The geophysical study, for example, used carbon-dating tests to determine that an old sinkhole on the eastern edge of the property opened up 40,000 to 44,000 years ago. When the plant was operating, there were railroad tracks and piles of material on that area.
"This is a stable condition," said Lynn Yuhr, vice president and general manager of Technos, the Miami company that did the geophysical study. "It is not suddenly going to collapse in on itself."
That study found that 92 percent of the site had a layer of sandy clay or clay-like sand underneath that prevents groundwater near the surface from seeping down into the deep aquifer. The 8 percent that lacks the layer is around the old sinkhole.
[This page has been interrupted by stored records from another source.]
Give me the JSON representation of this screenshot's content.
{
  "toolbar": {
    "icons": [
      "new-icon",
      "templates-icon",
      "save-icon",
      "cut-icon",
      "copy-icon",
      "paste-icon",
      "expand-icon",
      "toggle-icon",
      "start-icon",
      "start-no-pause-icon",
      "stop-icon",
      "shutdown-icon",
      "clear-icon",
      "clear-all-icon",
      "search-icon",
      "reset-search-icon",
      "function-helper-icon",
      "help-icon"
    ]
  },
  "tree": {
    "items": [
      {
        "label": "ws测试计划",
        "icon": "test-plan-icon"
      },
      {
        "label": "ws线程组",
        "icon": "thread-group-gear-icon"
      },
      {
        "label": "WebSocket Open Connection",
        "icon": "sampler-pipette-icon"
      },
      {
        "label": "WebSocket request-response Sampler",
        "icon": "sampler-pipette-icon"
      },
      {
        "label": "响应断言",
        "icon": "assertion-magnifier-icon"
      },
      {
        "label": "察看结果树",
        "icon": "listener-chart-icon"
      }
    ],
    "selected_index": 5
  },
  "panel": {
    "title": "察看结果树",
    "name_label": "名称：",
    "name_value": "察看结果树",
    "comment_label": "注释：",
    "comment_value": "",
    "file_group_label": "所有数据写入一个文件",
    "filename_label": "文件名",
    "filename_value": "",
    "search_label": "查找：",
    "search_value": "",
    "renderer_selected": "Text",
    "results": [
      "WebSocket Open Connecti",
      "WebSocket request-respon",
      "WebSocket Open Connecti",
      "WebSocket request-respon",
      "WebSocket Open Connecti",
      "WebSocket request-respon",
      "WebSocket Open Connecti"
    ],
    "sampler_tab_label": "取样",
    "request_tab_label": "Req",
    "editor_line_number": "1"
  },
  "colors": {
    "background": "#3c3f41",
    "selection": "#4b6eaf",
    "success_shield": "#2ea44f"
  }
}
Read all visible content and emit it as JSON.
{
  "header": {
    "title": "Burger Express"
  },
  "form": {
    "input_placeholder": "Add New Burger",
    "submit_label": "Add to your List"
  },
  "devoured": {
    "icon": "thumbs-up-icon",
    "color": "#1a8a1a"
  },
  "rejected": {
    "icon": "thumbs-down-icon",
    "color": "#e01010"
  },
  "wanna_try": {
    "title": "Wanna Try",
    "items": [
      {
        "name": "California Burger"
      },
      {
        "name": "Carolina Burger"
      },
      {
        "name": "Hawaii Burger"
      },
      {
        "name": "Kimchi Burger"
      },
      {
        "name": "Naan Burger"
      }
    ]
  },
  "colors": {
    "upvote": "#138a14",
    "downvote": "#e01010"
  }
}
That study did not find large quantities of buried metal drums long rumored to be on the site. If anything, Yuhr said, the drums might have corroded away.
Reaction to the new tests and EPA's current plans was mixed.
Bilirakis, for one, was skeptical about the focus of the tests.
"It seemed to me, quite frankly, like all the testing was geared to see if the (proposed plan) worked," he said. "I'm not sure if we even took a look to see if there are any (other) options or alternatives to do all this."
But Jon Wilson, a resident of the upscale Meyer's Cove neighborhood just west of Stauffer, said he had heard enough.
"The solution that has been presented, at least to me, seems reasonable and should be implemented as quickly as possible," said Wilson, a retired labor relations negotiator. "This has been hanging over our heads for at least 10 years."
Others remained leery of the tests, the plan, or both.
"You can't trust these bogus studies," said Mary Mosley, a longtime activist and critic of the plan.
R. Kevin Pegg, a technical adviser to a local group that monitors the plan, cited test data from one study and questioned whether the hardened material would remain stable in the ground for long. "As far as I'm concerned, we don't have the information right now to show that the remedy will work," he said.
But a Pinellas County Health Department official said the tests were "very worthwhile."
D. Michael Flanery praised the technical review committee assembled to scrutinize and comment on the new studies. He said the members of the committee, such as University of South Florida geology professor and sinkhole expert Mark Stewart, were independent and knowledgeable enough to raise questions that needed to be asked.
"We do not disagree with this solution," said Flanery, director of the Health Department's environmental engineering division.
What's more, he said, the new tests establish what the conditions are at Stauffer now. That will make it easier to monitor the property and how the cleanup works in the future.
"At least now you can do science on it instead of doing "sounds good' on it," he said.
STAUFFER CLEANUP
WHAT'S NEW: A new round of studies on the long-proposed cleanup plan for the Stauffer Superfund site has been accepted by the U.S. Environmental Protection Agency's top internal watchdog official.
WHAT IT MEANS: That official has concluded that there's no reason to think that the so-called "mound and cap" plan won't protect human health and the environment. But he recommends doing more tests as the project proceeds and carefully selecting the engineers and contractors who do the work.
WHAT'S NEXT: EPA officials say they plan to spend the next year designing the project in detail. Once the design is done, construction can begin. That work is expected to take a year.